If your nest is feeling empty, perhaps it's time to think about bringing in a pet. Should your preference or circumstances lean toward living with a cat rather than a dog, consider the pros and cons of cats:
Pros of Getting a Cat
Cats are affectionate. Contrary to reputation, domestic cats are people-oriented, which makes them good company. They won't necessarily come when called, but they will curl up and purr... on their own schedule.
Cats are clean. Unlike dogs, cats don't need to be bathed or groomed. Thanks to frequent tongue baths, they do it themselves.
Cats are independent. Even the most affectionate cats can be left alone overnight with sufficient food and water.
Cats are things of beauty. Elegant, graceful, and mysterious, cats are like living works of art, infinitely interesting to behold.
Cats are mousers. If the place where you live has mice, your cat will find them — and they won't live long.
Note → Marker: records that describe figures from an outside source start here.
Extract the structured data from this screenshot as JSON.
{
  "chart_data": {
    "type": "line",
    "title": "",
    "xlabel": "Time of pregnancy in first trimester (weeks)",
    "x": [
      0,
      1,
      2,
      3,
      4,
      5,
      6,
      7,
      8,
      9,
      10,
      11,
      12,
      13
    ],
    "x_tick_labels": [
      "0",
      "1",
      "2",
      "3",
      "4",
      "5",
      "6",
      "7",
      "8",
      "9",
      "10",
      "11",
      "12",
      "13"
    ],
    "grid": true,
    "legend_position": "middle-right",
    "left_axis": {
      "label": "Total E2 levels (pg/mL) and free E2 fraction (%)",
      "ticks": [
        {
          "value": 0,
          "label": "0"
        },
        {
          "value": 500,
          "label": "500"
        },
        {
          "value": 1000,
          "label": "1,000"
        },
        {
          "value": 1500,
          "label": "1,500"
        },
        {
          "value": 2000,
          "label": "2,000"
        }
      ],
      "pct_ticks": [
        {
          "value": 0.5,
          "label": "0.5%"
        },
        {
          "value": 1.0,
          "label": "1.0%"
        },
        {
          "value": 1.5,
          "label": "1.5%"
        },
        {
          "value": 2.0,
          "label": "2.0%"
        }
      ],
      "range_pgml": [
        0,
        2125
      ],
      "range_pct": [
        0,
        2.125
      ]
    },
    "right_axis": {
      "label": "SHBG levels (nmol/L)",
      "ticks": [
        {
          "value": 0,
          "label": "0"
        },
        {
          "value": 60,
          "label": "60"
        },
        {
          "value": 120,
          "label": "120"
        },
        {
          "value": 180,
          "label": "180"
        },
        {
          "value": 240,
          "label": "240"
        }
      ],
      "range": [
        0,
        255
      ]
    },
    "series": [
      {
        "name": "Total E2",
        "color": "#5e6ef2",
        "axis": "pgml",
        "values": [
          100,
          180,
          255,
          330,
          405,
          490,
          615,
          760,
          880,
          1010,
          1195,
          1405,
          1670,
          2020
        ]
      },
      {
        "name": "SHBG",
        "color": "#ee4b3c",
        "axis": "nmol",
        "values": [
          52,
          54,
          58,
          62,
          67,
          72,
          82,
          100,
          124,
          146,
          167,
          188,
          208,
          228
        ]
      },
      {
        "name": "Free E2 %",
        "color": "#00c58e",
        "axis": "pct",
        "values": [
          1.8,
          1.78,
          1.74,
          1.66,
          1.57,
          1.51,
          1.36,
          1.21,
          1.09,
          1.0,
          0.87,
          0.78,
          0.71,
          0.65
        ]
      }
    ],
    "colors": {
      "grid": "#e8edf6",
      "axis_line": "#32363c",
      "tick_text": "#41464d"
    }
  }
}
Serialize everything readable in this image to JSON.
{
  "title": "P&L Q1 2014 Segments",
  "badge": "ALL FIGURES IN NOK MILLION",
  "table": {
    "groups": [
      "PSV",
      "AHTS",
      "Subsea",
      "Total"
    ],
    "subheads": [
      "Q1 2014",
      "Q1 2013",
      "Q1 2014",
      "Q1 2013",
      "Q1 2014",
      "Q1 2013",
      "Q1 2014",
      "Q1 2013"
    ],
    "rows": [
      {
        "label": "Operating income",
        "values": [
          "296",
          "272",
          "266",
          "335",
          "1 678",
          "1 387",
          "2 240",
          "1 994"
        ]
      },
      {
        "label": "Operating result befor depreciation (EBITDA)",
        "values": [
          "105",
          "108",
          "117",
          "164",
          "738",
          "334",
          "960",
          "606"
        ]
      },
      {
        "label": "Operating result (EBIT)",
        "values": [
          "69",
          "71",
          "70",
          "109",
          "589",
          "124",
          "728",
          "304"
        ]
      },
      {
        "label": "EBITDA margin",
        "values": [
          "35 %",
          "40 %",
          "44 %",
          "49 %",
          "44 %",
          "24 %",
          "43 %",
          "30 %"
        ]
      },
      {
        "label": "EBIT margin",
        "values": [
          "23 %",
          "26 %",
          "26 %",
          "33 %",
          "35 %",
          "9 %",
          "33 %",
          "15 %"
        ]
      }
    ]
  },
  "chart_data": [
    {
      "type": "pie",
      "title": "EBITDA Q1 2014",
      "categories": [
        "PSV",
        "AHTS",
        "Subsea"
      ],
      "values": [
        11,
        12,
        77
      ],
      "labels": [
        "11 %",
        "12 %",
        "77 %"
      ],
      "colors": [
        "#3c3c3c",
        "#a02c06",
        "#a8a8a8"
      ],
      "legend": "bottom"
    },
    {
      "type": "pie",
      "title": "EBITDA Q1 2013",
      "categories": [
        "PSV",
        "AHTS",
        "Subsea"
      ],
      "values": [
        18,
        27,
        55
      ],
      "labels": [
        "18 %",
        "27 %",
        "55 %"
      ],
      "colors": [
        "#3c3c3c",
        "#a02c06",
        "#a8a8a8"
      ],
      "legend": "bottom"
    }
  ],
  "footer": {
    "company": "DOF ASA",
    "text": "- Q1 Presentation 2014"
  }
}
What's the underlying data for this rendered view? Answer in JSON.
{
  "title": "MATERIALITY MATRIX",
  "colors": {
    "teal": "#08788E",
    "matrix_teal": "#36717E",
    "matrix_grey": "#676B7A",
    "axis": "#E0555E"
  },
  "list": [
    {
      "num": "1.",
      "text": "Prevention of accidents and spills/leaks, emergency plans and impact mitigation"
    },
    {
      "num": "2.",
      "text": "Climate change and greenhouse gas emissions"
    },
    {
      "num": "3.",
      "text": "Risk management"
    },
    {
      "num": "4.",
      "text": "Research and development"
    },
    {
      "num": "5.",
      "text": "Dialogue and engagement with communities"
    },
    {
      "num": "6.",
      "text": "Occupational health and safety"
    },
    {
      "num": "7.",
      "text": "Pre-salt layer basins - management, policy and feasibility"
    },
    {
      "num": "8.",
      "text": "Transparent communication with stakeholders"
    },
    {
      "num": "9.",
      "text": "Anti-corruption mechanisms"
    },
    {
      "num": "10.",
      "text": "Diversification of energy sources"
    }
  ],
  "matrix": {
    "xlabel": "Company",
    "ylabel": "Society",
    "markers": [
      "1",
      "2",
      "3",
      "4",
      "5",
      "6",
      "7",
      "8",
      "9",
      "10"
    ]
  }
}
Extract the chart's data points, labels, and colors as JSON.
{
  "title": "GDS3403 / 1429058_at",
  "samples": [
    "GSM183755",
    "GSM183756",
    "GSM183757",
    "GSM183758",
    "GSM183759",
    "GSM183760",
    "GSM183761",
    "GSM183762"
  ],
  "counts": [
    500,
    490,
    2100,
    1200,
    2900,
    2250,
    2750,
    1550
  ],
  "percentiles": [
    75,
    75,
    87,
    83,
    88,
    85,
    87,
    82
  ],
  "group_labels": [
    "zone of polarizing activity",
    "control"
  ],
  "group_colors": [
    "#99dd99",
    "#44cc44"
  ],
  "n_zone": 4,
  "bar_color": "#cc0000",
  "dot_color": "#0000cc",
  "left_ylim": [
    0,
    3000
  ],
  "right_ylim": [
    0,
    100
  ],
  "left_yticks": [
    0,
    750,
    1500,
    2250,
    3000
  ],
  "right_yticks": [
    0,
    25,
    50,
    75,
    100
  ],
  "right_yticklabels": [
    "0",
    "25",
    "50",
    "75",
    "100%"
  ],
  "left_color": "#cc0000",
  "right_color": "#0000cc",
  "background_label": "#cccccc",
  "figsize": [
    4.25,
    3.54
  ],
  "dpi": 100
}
Cats are portable. Although most of them don't like being inside a carrier, it's easier to transport a 15 pound cat than a 50 pound dog.
Cons of Getting a Cat
Kitty litter. Indoor cats are safe cats. But they're also cats who use a litter box, which you must change often or endure unpleasant smells.
Cats scratch. Even if you regularly trim your cat's claws, her animal instinct will motivate her to sharpen them on your furniture while she silently laughs at the scratching post you've installed. And if you pick her up the wrong way or something spooks her while in your arms, she could draw blood.
Hair balls. All that grooming your cat does has to go somewhere. Count on regularly finding an upchucked gift of undigested fur.
Male cats spray. Unneutered (and sometimes neutered) cats may mark their territory with a spray of urine. Having a male cat fixed before he starts this habit can help.